The Medieval Streets of Salerno (or, I Want To Move Here, Too, Part 47ish)

Because I live under a rock, I’d never even heard of the Amalfi Coast until Rachel put it on our itinerary. Over the 48 hours of our stay, it climbed onto my Worldwide Top 10 list.

We stayed in Salerno, a medium-sized city on one of the slightly less spectacular stretches of the Amalfi Coast. And it only qualifies as slightly less spectacular because towns like Amalfi (coming soon) and Capri (just Google it) raise the bar unattainably high.

Here’s the part of Salerno we stayed in:

When we checked into the airbnb and our lovely and voluble hostess, Elena, heard that Rachel was learning Italian, she swept through the kitchen pointing to things and giving us the Italian names for them. So in addition to hello, thank you, where is the bathroom?, and assorted foods and coffee drinks, I now know how to say cup, smaller cup, knife, fridge, coffeemaker, and oven mitt. Elena named every utensil in the apartment, but I got information overload.

We did have a few minor translation hiccups. On our first night, according to Elena, spoons were ‘sponges.’ The next morning I asked for a spoon and she gave me a beach towel.

The beach towel was useful anyway:

That’s the Tyrrhenian Sea, which is the strip of Mediterranean between Corsica and the west coast of Italy. Sticking my feet in for the first time was particularly resonant for me because the Tyrrhenian is the principle setting of one of my novels, and while I’d done a great deal of research and looked at a whole lot of Google Images, I’d never felt the volcanic sand between my toes. The water is so warm and so blue, you wouldn’t believe.

And now we get to the history geek bit:

When sunburn, hunger and crowds finally drove us off the beach, we wandered into Salerno’s downtown.

The thing about Salerno’s old quarter, like that of Amalfi or backstreet Rome or parts of Verona, is that the street grid is narrow and twisty and medieval, with cool passages and sloped, meandering alleys and places where the sun probably never reaches the ground, but the buildings look so modern. The windows are big. The stucco is new. You think you’re looking at an apartment from the 1940s, till you realize there’s the capital from a Corinthian column embedded in the doorframe.

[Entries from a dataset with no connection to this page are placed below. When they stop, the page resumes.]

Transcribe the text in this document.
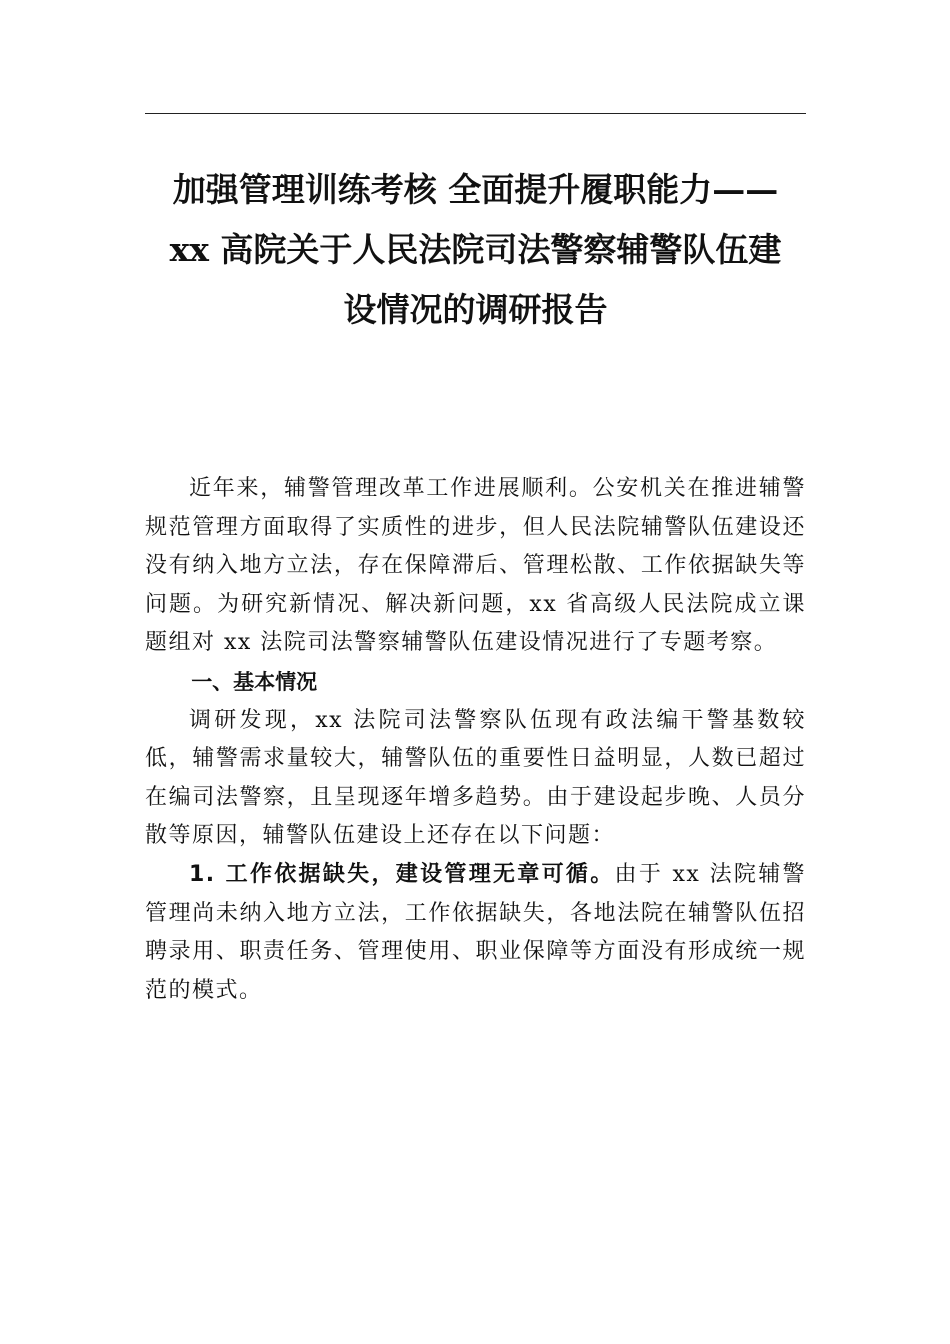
加强管理训练考核 全面提升履职能力——
xx 高院关于人民法院司法警察辅警队伍建
设情况的调研报告

近年来，辅警管理改革工作进展顺利。公安机关在推进辅警规范管理方面取得了实质性的进步，但人民法院辅警队伍建设还没有纳入地方立法，存在保障滞后、管理松散、工作依据缺失等问题。为研究新情况、解决新问题，xx 省高级人民法院成立课题组对 xx 法院司法警察辅警队伍建设情况进行了专题考察。

一、基本情况

调研发现，xx 法院司法警察队伍现有政法编干警基数较低，辅警需求量较大，辅警队伍的重要性日益明显，人数已超过在编司法警察，且呈现逐年增多趋势。由于建设起步晚、人员分散等原因，辅警队伍建设上还存在以下问题：

1. 工作依据缺失，建设管理无章可循。由于 xx 法院辅警管理尚未纳入地方立法，工作依据缺失，各地法院在辅警队伍招聘录用、职责任务、管理使用、职业保障等方面没有形成统一规范的模式。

We wandered into cheap boutiques with barrel-vaulted ceilings and no windows. One had a glass cutout in the floor, so scuffed that you couldn’t see through it except if you crouched at its edge, at which point you’d realize you were looking down a wide, deep well that probably hasn’t seen sunlight in a thousand years.

I’ve never managed to find the architectural term for these places where the street cuts through a covered passageway in the base of a building. The internet is flummoxed. If any of my readers know what these are called, please comment it so I can sound more intelligent next time I wax poetic about a historic old town! Because something about these passages captures the echoes of history better than nearly anything else; standing beneath one, you can nearly hear the rumble of thousand-year-old cart wheels.

The streets always seem too narrow for the sheer size of some of the old palazzos:

Possibly because I’ve been living in the UK, where the combined effects of a damp climate, Victorian tampering and the Industrial Revolution ensure that almost nothing survives from before the Norman Conquest of 1066, I was blown away by the age of Salerno. This is a city that peaked in the 8th and 9th centuries A.D.

From its origins as the Etruscan city of Irna in the 6th century BC, Salerno passed through Samnite, Syracusan, Roman and Byzantine ownership before eventually landing in the hands of the invading Lombards in the 7th century A.D. And if none of those names mean anything to you, rest assured that I had to Google the Samnites, too.

Salerno peaked under the Lombards, who made it the seat of the Duchy of Benevento as they attempted to secure the region against the invading Charlemagne (that name, at least, you probably know). But less than a century later, Salerno declared its independence, ousted its Benevento rulers, and became a regional capital in its own right. Its rulers (Wikipedia isn’t clear on who these were at this point, but one of them had the beautifully archaic name Guaimar) harbored ambitions to unite the whole of Southern Italy under Salerno’s coat of arms.

The city was at this point flourishing as the cultural and economic center of the Principality of Salerno, which encompassed much of modern Campania. Its coinage circulated the whole Mediterranean. It was home to the first medical school in Western Europe.

But in the 11th century, weakened by plague, Saracen attacks and infighting, Salerno lost most of its lands to the Normans and fell into decline.

At which point we move out of my area of historical interest. I think Dad put the Battle of Salerno and my great-grandfather in the same sentence, but since the words “World War II” trigger my zone-out reflex, I’m going to have to follow up.